Quanto può essere lunga una proiezione di diapositive? Di solito si consiglia, per una multivisione, di non superare i 5/6 minuti. Per una proiezione di singole diapositive, 30 minuti possono sembrare una vita intera. Wenders ha deciso di proiettare immagini di salgado, più qualche intermezzo filmato, per due ore.
Le recensioni su questo film sono tutte eccezionali: “Monumentale” è una delle parole più usate. Per questo, dopo più di tre anni che non metto piede in un cinema, mi sono laboriosamente ritagliato due ore di tempo per vedere questo documentario.
Premetto che, essendo un fotografo, alcune cadute di stile da Nerd mi appartengono: quale fotografo non desidererebbe informazioni inutili come sapere che macchina usa Salgado, che tempi e diaframmi e pellicola ha usato per una certa foto? O anche cose meno inutili: che condizioni di luce ha cercato? A che ora fotografa? Come organizza le sue uscite?
Lo so, sono piccolezze. Curiosità che riguardano i mestieranti. Qui si sta parlando di poesia.
E infatti, di tutte queste cose Wenders non ci dice nulla.
Wenders ci parla non del fotografo, ma dell’uomo Salgado.
Ma allora, a dispetto delle recensioni, perché a un certo punto ho cominciato a provare quasi un senso di noia, una perdita di attenzione poco spiegabile di fronte a quelle foto?
Intendiamoci, io ero rimasto flashato tempo fa da un vecchio documentario della BBC in cui Salgado e John Berger, seduti in un cucina con davanti un posacenere e dietro una stufa, commentavano le foto di Migrations. Una roba che meno cinematografica non si può, e che mi aveva rapito.
Volendo fare un paragone con la musica (di cui mi intendo poco, quindi un po’ sparo a casaccio) io vedo un Cartier Bresson come Armstrong (non l’astronauta) e un Salgado come i Pink Floyd. Steve McCurry come Ligabue.
Ma dicevo del film: Wenders non ci dice nulla di “Tecnico” su Salgado, per scelta, immagino.
Però sulla persona? Beh… Salgado è una gran brava persona, questo emerge dal film. Ha girato tutto il mondo per fare i suoi reportage, anzi per seguire i suoi immensi progetti. La moglie in questo l’ha supportato, anzi pare quasi che i progetti li abbia in parte ideati lei stessa, giocandosi così la presenza del marito per anni e anni di fila, mentre lei tirava su un bambino prima, ed un secondo bambino, affetto da sindrome di Down, dopo.
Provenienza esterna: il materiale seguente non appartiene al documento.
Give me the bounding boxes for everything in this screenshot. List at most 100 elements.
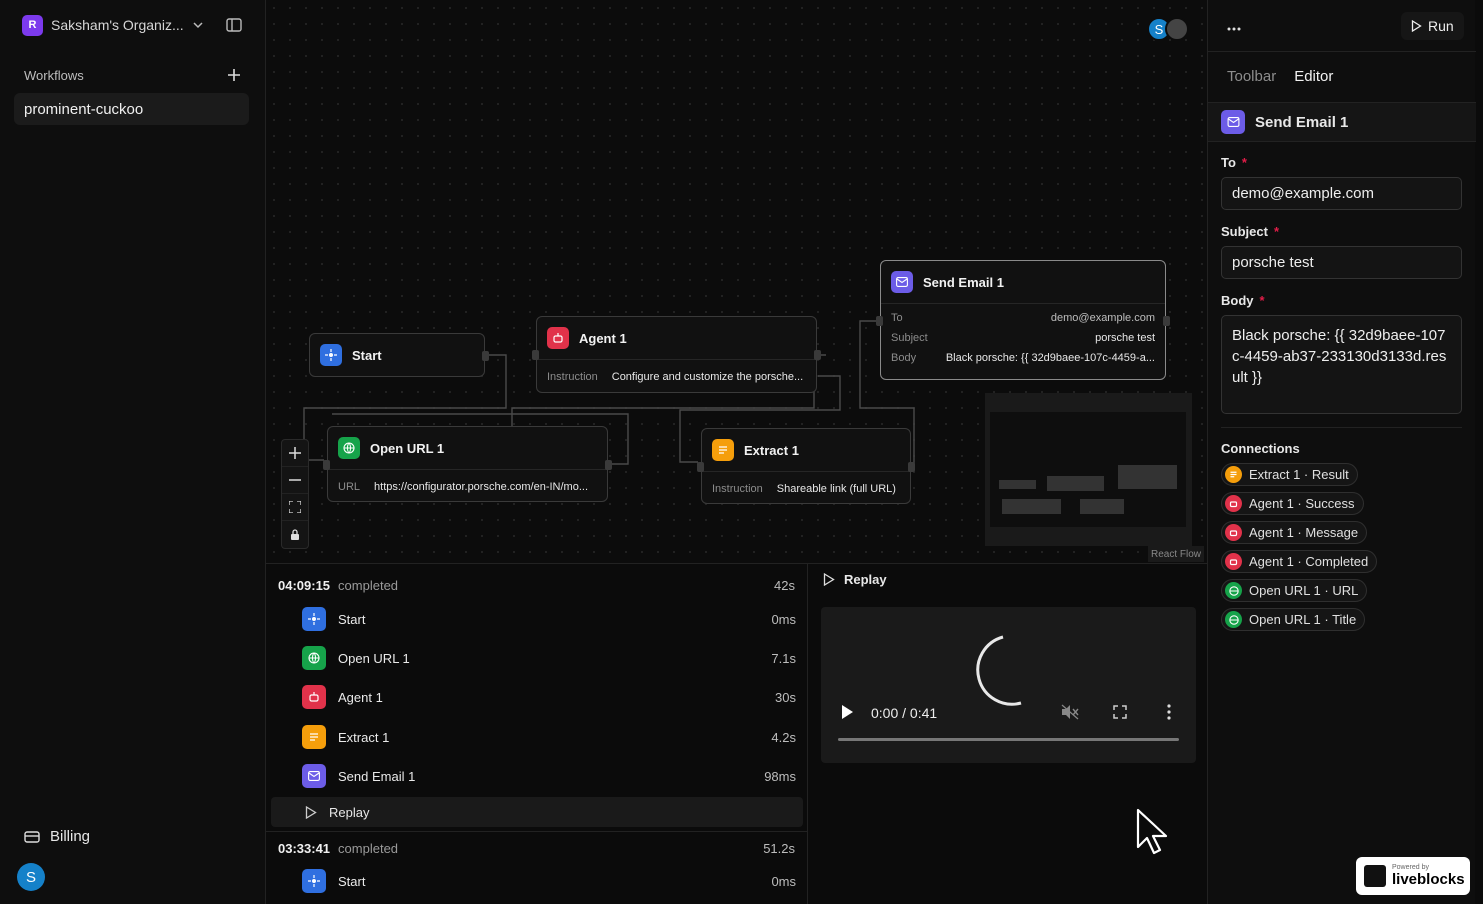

Alla fine sono tornati entrambi alla Fazenda del padre, e hanno piantato due milioni e mezzo di alberi in una zona altrimenti inaridita.
Notevole, no?
Non c’è molto altro, dell’uomo Salgado, in questo film (a parte una parentesi, devo ammettere toccante, sul Rwanda).
Ecco, posso dirlo? Non mi basta. No Wim, non mi basta.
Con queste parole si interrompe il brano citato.